To provide experiences by which students may explore, understand, appreciate, and develop tolerance for racial, cultural, and socioeconomic differences.

To help students establish patterns of lifelong spiritual, emotional, mental, and physical health.

To present in a positive and healthy way, life-coping skills which address realistic questions, challenges, and problems that young people must encounter in our rapidly changing society.

To encourage students to investigate career possibilities that a higher education may offer them.

To expose students to aesthetic qualities through music, art, literature and other contemplative and creative media.

Houghton Academy (Houghton, NY) www.houghtonacademy.org
Houghton Academy is a Christian, college-prep boarding and day school enrolling students in grades 6 – 12.

Headmaster Stockin is fond of describing our program as having a three-fold emphasis on head, heart and hands.

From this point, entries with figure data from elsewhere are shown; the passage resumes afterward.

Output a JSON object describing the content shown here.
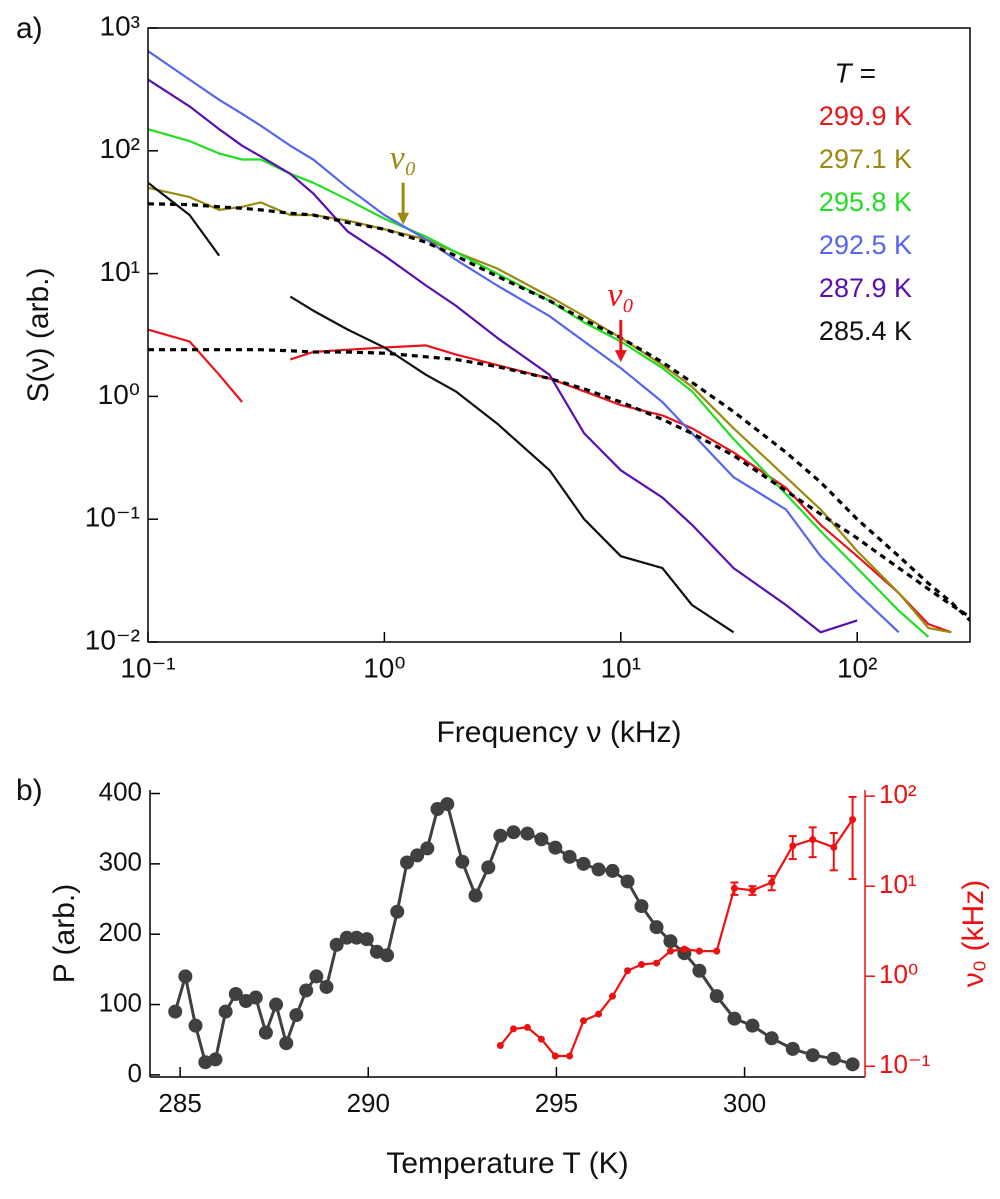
{
  "chart_data": [
    {
      "type": "line",
      "panel_label": "a)",
      "xlabel": "Frequency ν (kHz)",
      "ylabel": "S(ν) (arb.)",
      "x_log": true,
      "y_log": true,
      "xlim": [
        0.1,
        300
      ],
      "ylim": [
        0.01,
        1000
      ],
      "xticks": [
        {
          "value": 0.1,
          "label": "10⁻¹"
        },
        {
          "value": 1,
          "label": "10⁰"
        },
        {
          "value": 10,
          "label": "10¹"
        },
        {
          "value": 100,
          "label": "10²"
        }
      ],
      "yticks": [
        {
          "value": 0.01,
          "label": "10⁻²"
        },
        {
          "value": 0.1,
          "label": "10⁻¹"
        },
        {
          "value": 1,
          "label": "10⁰"
        },
        {
          "value": 10,
          "label": "10¹"
        },
        {
          "value": 100,
          "label": "10²"
        },
        {
          "value": 1000,
          "label": "10³"
        }
      ],
      "legend_title": "T =",
      "legend": "upper right",
      "x": [
        0.1,
        0.15,
        0.2,
        0.25,
        0.3,
        0.4,
        0.5,
        0.7,
        1,
        1.5,
        2,
        3,
        5,
        7,
        10,
        15,
        20,
        30,
        50,
        70,
        100,
        150,
        200,
        250,
        300
      ],
      "series": [
        {
          "name": "299.9 K",
          "color": "#e8141c",
          "values": [
            3.5,
            2.8,
            1.5,
            0.9,
            null,
            2.0,
            2.3,
            2.4,
            2.5,
            2.6,
            2.2,
            1.8,
            1.4,
            1.1,
            0.85,
            0.7,
            0.55,
            0.35,
            0.18,
            0.09,
            0.05,
            0.025,
            0.014,
            0.012,
            null
          ]
        },
        {
          "name": "297.1 K",
          "color": "#9a8a10",
          "values": [
            50,
            42,
            33,
            35,
            38,
            30,
            30,
            27,
            23,
            19,
            15,
            11,
            6.5,
            4.5,
            3,
            1.8,
            1.2,
            0.55,
            0.22,
            0.12,
            0.055,
            0.025,
            0.013,
            0.012,
            null
          ]
        },
        {
          "name": "295.8 K",
          "color": "#22dd22",
          "values": [
            150,
            120,
            95,
            85,
            85,
            65,
            55,
            40,
            28,
            20,
            15,
            10,
            6,
            4,
            2.8,
            1.7,
            1.1,
            0.45,
            0.16,
            0.08,
            0.04,
            0.018,
            0.011,
            null,
            null
          ]
        },
        {
          "name": "292.5 K",
          "color": "#5566ee",
          "values": [
            650,
            380,
            260,
            200,
            160,
            110,
            85,
            50,
            30,
            19,
            13,
            8,
            4.5,
            2.8,
            1.7,
            0.9,
            0.5,
            0.22,
            0.12,
            0.05,
            0.025,
            0.012,
            null,
            null,
            null
          ]
        },
        {
          "name": "287.9 K",
          "color": "#5a0fb0",
          "values": [
            380,
            230,
            150,
            110,
            90,
            65,
            45,
            22,
            14,
            8,
            5.5,
            3,
            1.5,
            0.5,
            0.25,
            0.15,
            0.09,
            0.04,
            0.02,
            0.012,
            0.015,
            null,
            null,
            null,
            null
          ]
        },
        {
          "name": "285.4 K",
          "color": "#111111",
          "values": [
            55,
            30,
            14,
            null,
            null,
            6.5,
            5,
            3.5,
            2.5,
            1.5,
            1.1,
            0.6,
            0.25,
            0.1,
            0.05,
            0.04,
            0.02,
            0.012,
            null,
            null,
            null,
            null,
            null,
            null,
            null
          ]
        }
      ],
      "fits": [
        {
          "color": "#000000",
          "style": "dashed",
          "values": [
            37,
            36.5,
            35,
            34,
            33,
            31,
            30,
            26,
            23,
            18,
            14,
            9.5,
            6,
            4.2,
            3,
            1.9,
            1.3,
            0.75,
            0.35,
            0.2,
            0.1,
            0.05,
            0.03,
            0.021,
            0.015
          ]
        },
        {
          "color": "#000000",
          "style": "dashed",
          "values": [
            2.4,
            2.4,
            2.4,
            2.4,
            2.4,
            2.35,
            2.3,
            2.3,
            2.25,
            2.1,
            2.0,
            1.75,
            1.4,
            1.15,
            0.9,
            0.65,
            0.5,
            0.33,
            0.17,
            0.11,
            0.07,
            0.04,
            0.027,
            0.02,
            0.016
          ]
        }
      ],
      "annotations": [
        {
          "text": "ν₀",
          "x": 1.2,
          "y": 55,
          "arrow_to": 25,
          "color": "#9a8a10"
        },
        {
          "text": "ν₀",
          "x": 10,
          "y": 4.2,
          "arrow_to": 1.9,
          "color": "#e8141c"
        }
      ]
    },
    {
      "type": "line",
      "panel_label": "b)",
      "xlabel": "Temperature T (K)",
      "ylabel": "P (arb.)",
      "y2label": "ν₀ (kHz)",
      "xlim": [
        284.2,
        303.2
      ],
      "ylim": [
        -3,
        405
      ],
      "y2_log": true,
      "y2lim": [
        0.076,
        117
      ],
      "xticks": [
        285,
        290,
        295,
        300
      ],
      "yticks": [
        0,
        100,
        200,
        300,
        400
      ],
      "y2ticks": [
        {
          "value": 0.1,
          "label": "10⁻¹"
        },
        {
          "value": 1,
          "label": "10⁰"
        },
        {
          "value": 10,
          "label": "10¹"
        },
        {
          "value": 100,
          "label": "10²"
        }
      ],
      "series": [
        {
          "color": "#404040",
          "x": [
            284.87,
            285.14,
            285.41,
            285.67,
            285.94,
            286.21,
            286.48,
            286.75,
            287.01,
            287.28,
            287.55,
            287.82,
            288.09,
            288.35,
            288.62,
            288.89,
            289.16,
            289.43,
            289.69,
            289.96,
            290.23,
            290.5,
            290.77,
            291.03,
            291.3,
            291.57,
            291.84,
            292.1,
            292.5,
            292.85,
            293.19,
            293.51,
            293.86,
            294.23,
            294.6,
            294.97,
            295.35,
            295.72,
            296.12,
            296.49,
            296.89,
            297.26,
            297.66,
            298.03,
            298.4,
            298.8,
            299.26,
            299.73,
            300.21,
            300.72,
            301.28,
            301.81,
            302.37,
            302.87
          ],
          "values": [
            90,
            140,
            70,
            18,
            22,
            90,
            115,
            105,
            110,
            60,
            100,
            45,
            85,
            120,
            140,
            125,
            185,
            195,
            195,
            193,
            175,
            170,
            232,
            302,
            312,
            322,
            378,
            385,
            303,
            255,
            295,
            340,
            345,
            343,
            335,
            323,
            310,
            300,
            292,
            290,
            275,
            240,
            210,
            190,
            173,
            148,
            112,
            80,
            70,
            52,
            37,
            28,
            23,
            15
          ]
        },
        {
          "color": "#ee1111",
          "axis": "y2",
          "x": [
            293.51,
            293.86,
            294.23,
            294.6,
            294.97,
            295.35,
            295.72,
            296.12,
            296.49,
            296.89,
            297.26,
            297.66,
            298.03,
            298.4,
            298.8,
            299.26,
            299.73,
            300.21,
            300.72,
            301.28,
            301.81,
            302.37,
            302.87
          ],
          "values": [
            0.17,
            0.26,
            0.27,
            0.2,
            0.13,
            0.13,
            0.32,
            0.38,
            0.6,
            1.15,
            1.35,
            1.4,
            1.9,
            2.0,
            1.9,
            1.9,
            9.5,
            9,
            11,
            28,
            33,
            27,
            55
          ],
          "errors": [
            null,
            null,
            null,
            null,
            null,
            null,
            null,
            null,
            null,
            null,
            null,
            null,
            null,
            null,
            null,
            null,
            1.5,
            1,
            2,
            8,
            12,
            12,
            43
          ]
        }
      ]
    }
  ]
}
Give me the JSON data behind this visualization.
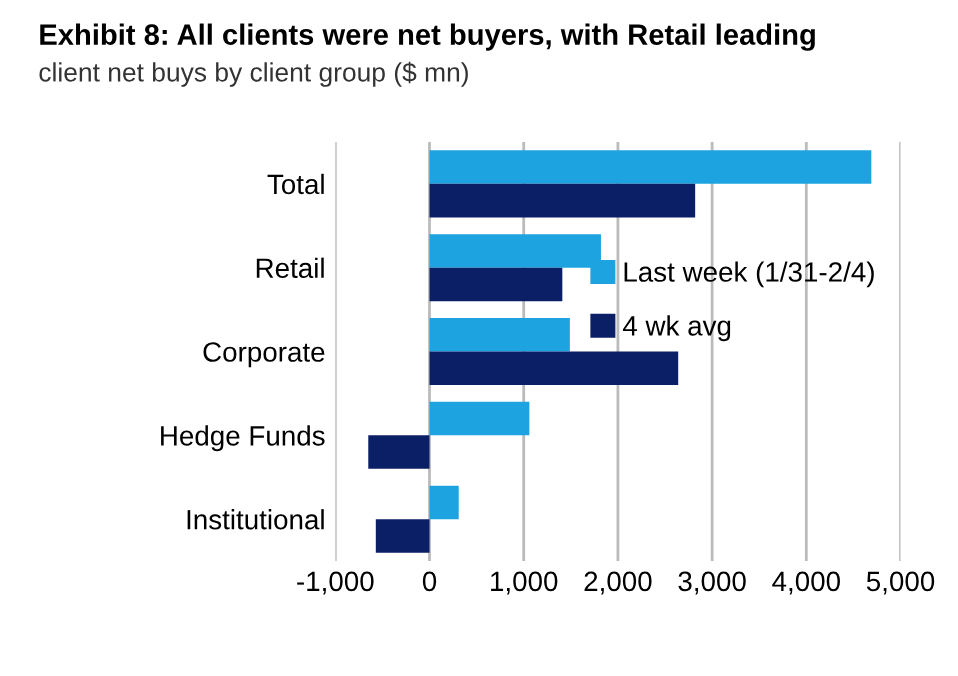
{
  "chart_data": {
    "type": "bar",
    "orientation": "horizontal",
    "title": "Exhibit 8: All clients were net buyers, with Retail leading",
    "subtitle": "client net buys by client group ($ mn)",
    "categories": [
      "Total",
      "Retail",
      "Corporate",
      "Hedge Funds",
      "Institutional"
    ],
    "series": [
      {
        "name": "Last week (1/31-2/4)",
        "color": "#1ca3e0",
        "values": [
          4690,
          1820,
          1490,
          1060,
          310
        ]
      },
      {
        "name": "4 wk avg",
        "color": "#0b1f66",
        "values": [
          2820,
          1410,
          2640,
          -650,
          -570
        ]
      }
    ],
    "xlim": [
      -1000,
      5000
    ],
    "xticks": [
      {
        "value": -1000,
        "label": "-1,000"
      },
      0,
      {
        "value": 1000,
        "label": "1,000"
      },
      {
        "value": 2000,
        "label": "2,000"
      },
      {
        "value": 3000,
        "label": "3,000"
      },
      {
        "value": 4000,
        "label": "4,000"
      },
      {
        "value": 5000,
        "label": "5,000"
      }
    ],
    "grid": "x",
    "legend": "right"
  }
}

We seek to supply core knowledge, allow knowledge to be informed by faith, and then encourage students to put their knowledge and faith into action. To that end, we offer more than academic coursework. We encourage our students to get involved in sports or music or drama or art or publishing as we believe that good education should encompass more than just books and information.

…When all is said and done, students should not learn merely for the sake of learning. Education should, inevitably, result in action…

…We seek to help our students recognize that day-to-day living offers many opportunities to serve and assist others. From the simple act of picking up a piece of paper off the floor to the intense moments spent volunteering in a nursing home, we strive to teach and model a lifestyle that is enthusiastically others-centered.